Ataques no Mar Vermelho podem abalar economia global; entenda
Ataques de rebeldes Houthi forçaram empresas a desviar rota
Os ataques de rebeldes Houthi no Mar Vermelho fecharam uma das principais rotas comerciais do mundo à maioria dos cargueiros.
Um encerramento prolongado da via, que se liga ao Canal de Suez, poderia complicar as cadeias de abastecimento globais e fazer subir os preços dos bens manufaturados num momento crucial na batalha para derrotar a inflação.
O Canal de Suez é responsável por 10-15% do comércio mundial, incluindo as exportações de petróleo; e por 30% dos volumes globais de transporte de contêineres.
Os combatentes Houthi, baseados no Iêmen e apoiados pelo Irã, dizem que estão se vingando da guerra de Israel contra o Hamas em Gaza.
Em meados de dezembro, os Estados Unidos anunciaram uma operação internacional para reforçar a segurança no Mar Vermelho. Contudo, os Houthis continuam na ofensiva – 21 mísseis e drones foram abatidos na terça-feira (9).
As forças dos EUA e do Reino Unido “subiram a banca” na quinta-feira (11), ao realizar um bombardeio no Iêmen para atingir alvos Houthi.
O presidente norte-americano Joe Biden classificou o ataque como uma resposta direta à ameaça representada à “liberdade de navegação numa das vias marítimas mais vitais do mundo”.
E à medida que a crise aumenta, as ramificações para a economia global também se expandem.
Impacto no mercado
A Tesla está interrompendo a maior parte da produção de sua fábrica de carros elétricos na Alemanha, uma vez que os ataques interromperam o fornecimento de peças.
Soa pelo mundo um alerta para atrasos nas remessas e encarecimento do custo do transporte marítimo.
Os preços do petróleo também estão em alta – o Brent e o petróleo dos EUA subiram cerca de 4% na sexta-feira (12) – devido ao receio de uma guerra mais ampla no Oriente Médio que possa afetar o abastecimento.
Os mercados de energia já estavam nervosos depois que o Irã apreendeu um navio petroleiro no Golfo de Omã na quinta-feira.
Em relatório divulgado na terça-feira, o Banco Mundial alertou que a interrupção das principais rotas marítimas estava “corroendo a folga nas redes de abastecimento e aumentando a probabilidade de ‘estrangulamentos’ inflacionários”.

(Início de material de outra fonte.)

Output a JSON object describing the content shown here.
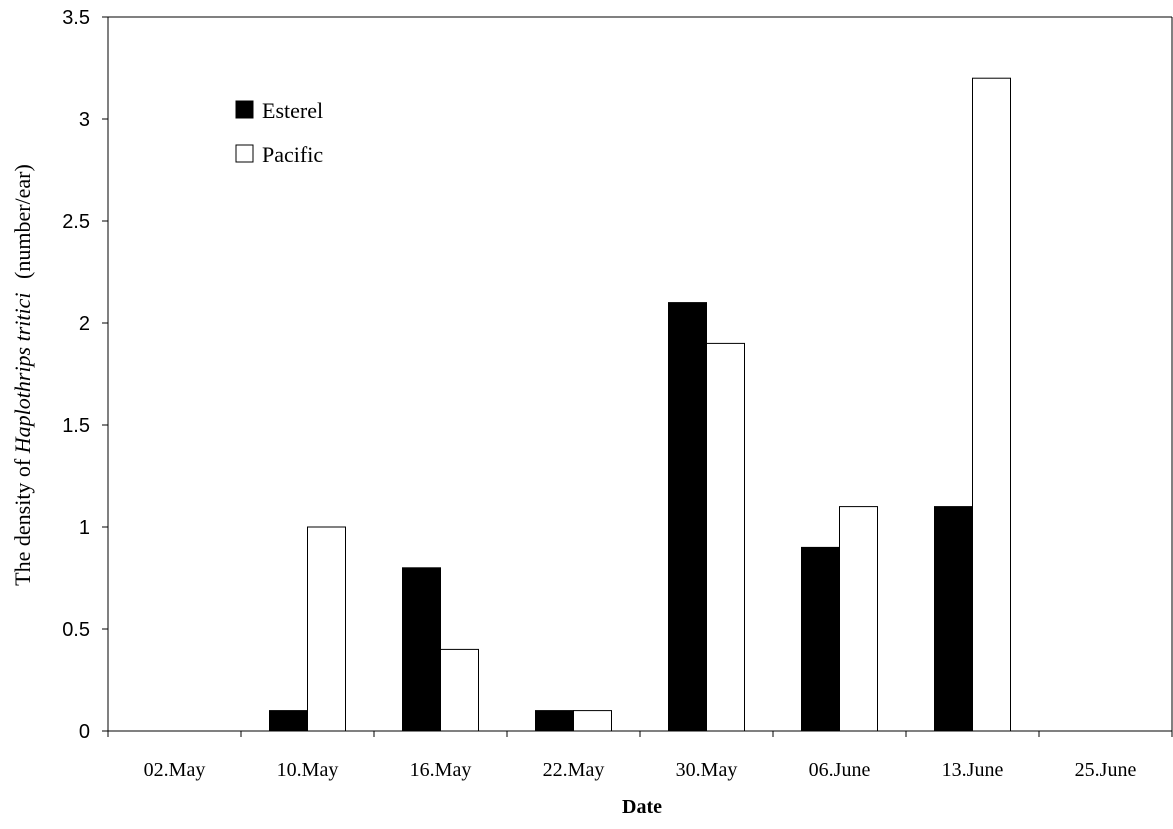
{
  "chart_data": {
    "type": "bar",
    "categories": [
      "02.May",
      "10.May",
      "16.May",
      "22.May",
      "30.May",
      "06.June",
      "13.June",
      "25.June"
    ],
    "series": [
      {
        "name": "Esterel",
        "values": [
          0,
          0.1,
          0.8,
          0.1,
          2.1,
          0.9,
          1.1,
          0
        ],
        "color": "#000000"
      },
      {
        "name": "Pacific",
        "values": [
          0,
          1.0,
          0.4,
          0.1,
          1.9,
          1.1,
          3.2,
          0
        ],
        "color": "#ffffff"
      }
    ],
    "xlabel": "Date",
    "ylabel_prefix": "The density of",
    "ylabel_species": "Haplothrips tritici",
    "ylabel_suffix": "(number/ear)",
    "ylim": [
      0,
      3.5
    ],
    "yticks": [
      0,
      0.5,
      1,
      1.5,
      2,
      2.5,
      3,
      3.5
    ],
    "ytick_labels": [
      "0",
      "0.5",
      "1",
      "1.5",
      "2",
      "2.5",
      "3",
      "3.5"
    ],
    "grid": false,
    "legend_position": "top-left"
  }
}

Seis das 10 maiores empresas de transporte de carga – como Maersk, MSC, Hapag-Lloyd, CMA CGM, ZIM e ONE – estão evitando em grande parte ou completamente o Mar Vermelho devido à ameaça dos Houthi.
O perigo para a tripulação, a carga e os navios forçou os transportadores a redirecionar os navios ao redor do Cabo da Boa Esperança, na África do Sul, resultando em atrasos de até três semanas.

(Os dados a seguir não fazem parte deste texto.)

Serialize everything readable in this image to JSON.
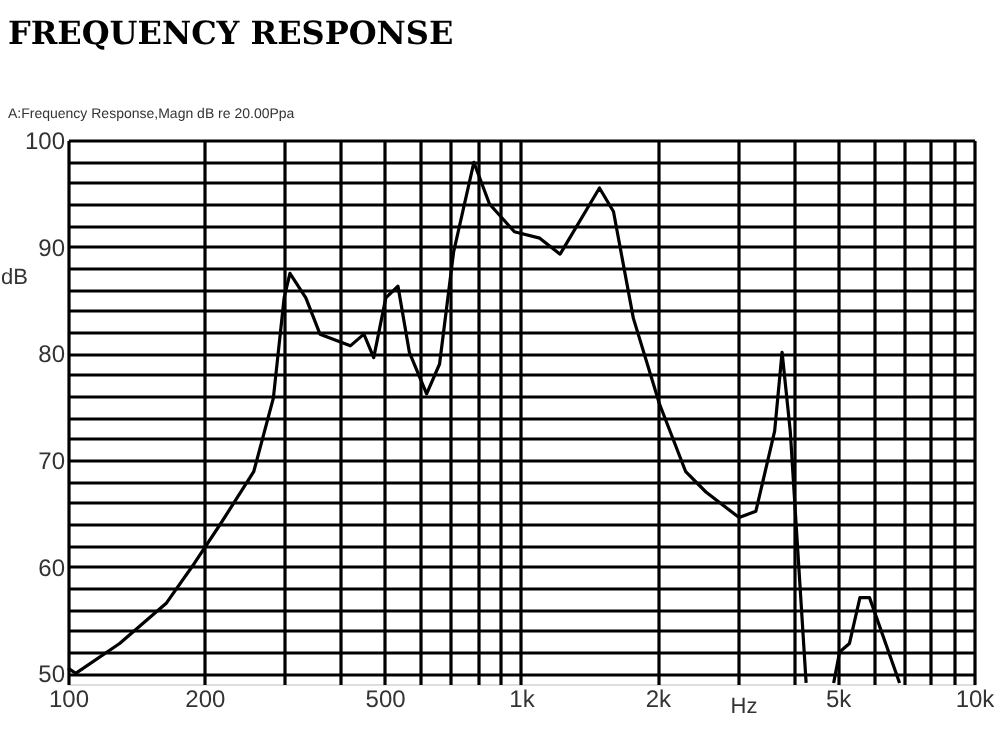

O CEO da Maersk, Vincent Clerc, disse ao Financial Times na quinta-feira que o restabelecimento da passagem segura através do Mar Vermelho pode levar “meses”.
“Isso poderia ter consequências bastante significativas no crescimento [econômico] global”, acrescentou.
O comércio global caiu 1,3% entre novembro e dezembro, informou na quinta-feira o Instituto Kiel para a Economia Mundial da Alemanha, citando “as consequências dos ataques a navios de carga no Mar Vermelho”.
Os custos de envio já aumentaram, o que poderá, em última análise, refletir nos preços ao consumidor.
“Quanto mais tempo persistirem as perturbações, mais fortes serão os efeitos estagflacionários para a economia global”, escreveu o economista-chefe da Allianz, Mohamed A. El Erian, na semana passada no X, referindo-se a uma combinação de crescimento econômico baixo ou nulo e inflação elevada.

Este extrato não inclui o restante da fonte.